Her shame is still a slow and steady burn. I sm
ile sympathetically although I’m certain this is part of a ceaseless confession she tells everyone. I decide to divert for a second. “Your little boy is really cute. Determined.”
“Yeah, he’s my youngest. My hair used to look like that on the beach. Like the sun had set it on fire. This is his second trip here with me. He understands Mommy lost somebody. The fifteenth anniversary, but I guess you know that. I don’t want to say too much to Gus, or he’ll never go in the water. His dad has big plans to make him a sailing buddy. That rose isn’t cooperating, is it? The violets tend to melt into the seaweed right away and disappear. My own patch looked like crap this late in the season so we stopped off at the grocery store and got this white rose. Like Violet cares about a flower I buy out of a plastic bin near the bananas. It’s more about me. Gus! Try over here!”
“How long were you and Violet in Galveston on your break?”
“Six days at the Galvez. A present from my parents for being on track to graduate on time. They paid for the room. I talked Violet into coming with me. She couldn’t have afforded it otherwise. It’s a gorgeous old hotel. I’m glad Harvey didn’t take it.”

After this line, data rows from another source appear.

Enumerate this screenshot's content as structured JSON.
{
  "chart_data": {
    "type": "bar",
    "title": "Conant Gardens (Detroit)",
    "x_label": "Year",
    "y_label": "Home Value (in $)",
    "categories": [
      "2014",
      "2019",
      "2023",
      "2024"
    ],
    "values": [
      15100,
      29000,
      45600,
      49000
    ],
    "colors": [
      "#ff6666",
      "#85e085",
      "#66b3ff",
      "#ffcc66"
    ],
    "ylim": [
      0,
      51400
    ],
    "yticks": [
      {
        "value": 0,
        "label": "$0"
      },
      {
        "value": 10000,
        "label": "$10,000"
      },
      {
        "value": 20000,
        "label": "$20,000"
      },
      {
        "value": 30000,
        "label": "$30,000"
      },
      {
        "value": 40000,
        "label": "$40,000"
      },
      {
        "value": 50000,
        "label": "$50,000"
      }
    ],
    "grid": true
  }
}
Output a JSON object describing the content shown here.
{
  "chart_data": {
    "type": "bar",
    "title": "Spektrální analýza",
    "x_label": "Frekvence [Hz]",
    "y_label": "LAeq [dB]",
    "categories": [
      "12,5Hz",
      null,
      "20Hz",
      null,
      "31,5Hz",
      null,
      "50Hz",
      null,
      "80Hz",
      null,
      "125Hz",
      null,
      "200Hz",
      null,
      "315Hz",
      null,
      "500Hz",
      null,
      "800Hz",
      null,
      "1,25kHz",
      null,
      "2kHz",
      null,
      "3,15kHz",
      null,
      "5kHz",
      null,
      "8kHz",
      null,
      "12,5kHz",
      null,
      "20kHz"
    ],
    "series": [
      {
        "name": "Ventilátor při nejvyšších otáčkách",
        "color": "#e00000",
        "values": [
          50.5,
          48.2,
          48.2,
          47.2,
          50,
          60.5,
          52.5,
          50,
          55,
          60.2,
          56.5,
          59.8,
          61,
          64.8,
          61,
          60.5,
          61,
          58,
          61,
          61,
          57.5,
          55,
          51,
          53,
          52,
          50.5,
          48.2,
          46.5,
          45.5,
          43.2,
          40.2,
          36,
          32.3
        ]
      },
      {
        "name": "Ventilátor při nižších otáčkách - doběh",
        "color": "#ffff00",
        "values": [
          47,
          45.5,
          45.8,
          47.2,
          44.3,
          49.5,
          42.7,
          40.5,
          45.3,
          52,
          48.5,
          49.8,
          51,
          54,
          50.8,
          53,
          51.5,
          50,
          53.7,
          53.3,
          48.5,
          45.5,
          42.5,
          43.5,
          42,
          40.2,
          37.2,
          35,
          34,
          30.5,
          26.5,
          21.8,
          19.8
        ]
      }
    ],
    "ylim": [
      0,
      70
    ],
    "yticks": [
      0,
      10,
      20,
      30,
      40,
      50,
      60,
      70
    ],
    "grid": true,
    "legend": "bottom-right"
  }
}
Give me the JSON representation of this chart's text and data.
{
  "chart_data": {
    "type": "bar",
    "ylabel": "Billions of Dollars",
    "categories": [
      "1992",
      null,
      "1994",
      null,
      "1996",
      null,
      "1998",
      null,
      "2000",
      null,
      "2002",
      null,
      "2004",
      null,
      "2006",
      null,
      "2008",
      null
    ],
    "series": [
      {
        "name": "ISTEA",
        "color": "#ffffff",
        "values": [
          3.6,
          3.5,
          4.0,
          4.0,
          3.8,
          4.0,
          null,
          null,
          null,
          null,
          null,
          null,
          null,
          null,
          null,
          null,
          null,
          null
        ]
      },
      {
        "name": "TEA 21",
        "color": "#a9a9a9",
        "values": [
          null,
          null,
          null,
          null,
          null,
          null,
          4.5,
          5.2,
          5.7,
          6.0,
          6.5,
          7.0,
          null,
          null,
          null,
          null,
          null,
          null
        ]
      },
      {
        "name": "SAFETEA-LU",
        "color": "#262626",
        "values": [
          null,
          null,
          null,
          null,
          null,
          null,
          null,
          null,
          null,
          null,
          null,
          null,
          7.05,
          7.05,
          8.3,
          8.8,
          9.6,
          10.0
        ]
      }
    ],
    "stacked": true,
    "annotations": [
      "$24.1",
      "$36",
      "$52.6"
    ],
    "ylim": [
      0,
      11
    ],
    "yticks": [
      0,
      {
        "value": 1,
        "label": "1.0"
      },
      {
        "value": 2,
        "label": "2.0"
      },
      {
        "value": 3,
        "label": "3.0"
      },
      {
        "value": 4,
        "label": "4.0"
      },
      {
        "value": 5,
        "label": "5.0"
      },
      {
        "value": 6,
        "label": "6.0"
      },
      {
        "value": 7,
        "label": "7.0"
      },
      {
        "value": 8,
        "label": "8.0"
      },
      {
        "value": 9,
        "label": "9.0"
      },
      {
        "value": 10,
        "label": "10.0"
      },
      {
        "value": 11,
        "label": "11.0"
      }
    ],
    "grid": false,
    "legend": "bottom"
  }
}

Gus’s scream is so sudden and shrill it easily rises above the pitch of the gushing waves.
* * *
—
Gus is chugging toward his mother at the fastest speed he can, little feet stumbling through the sand. Carl is close behind him, jeans rolled to the knees, barefoot. He’s wearing the Hollywood hat. His shirt is off, the necklace with the key glinting in the sun. A large white scar runs diagonally down his chest, like the beginning of an X in tic-tac-toe.
“Gus!” Gretchen kneels and opens her arms protectively for her child, while I check that Carl has nothing in his hands.
“Mom, this man says that when baby sharks wake up, they eat their brothers and sisters! He said one shark is called the Cookie Cutter, and if I go in the ocean, it will take a round bite out of my butt like I’m a chocolate chip cookie.”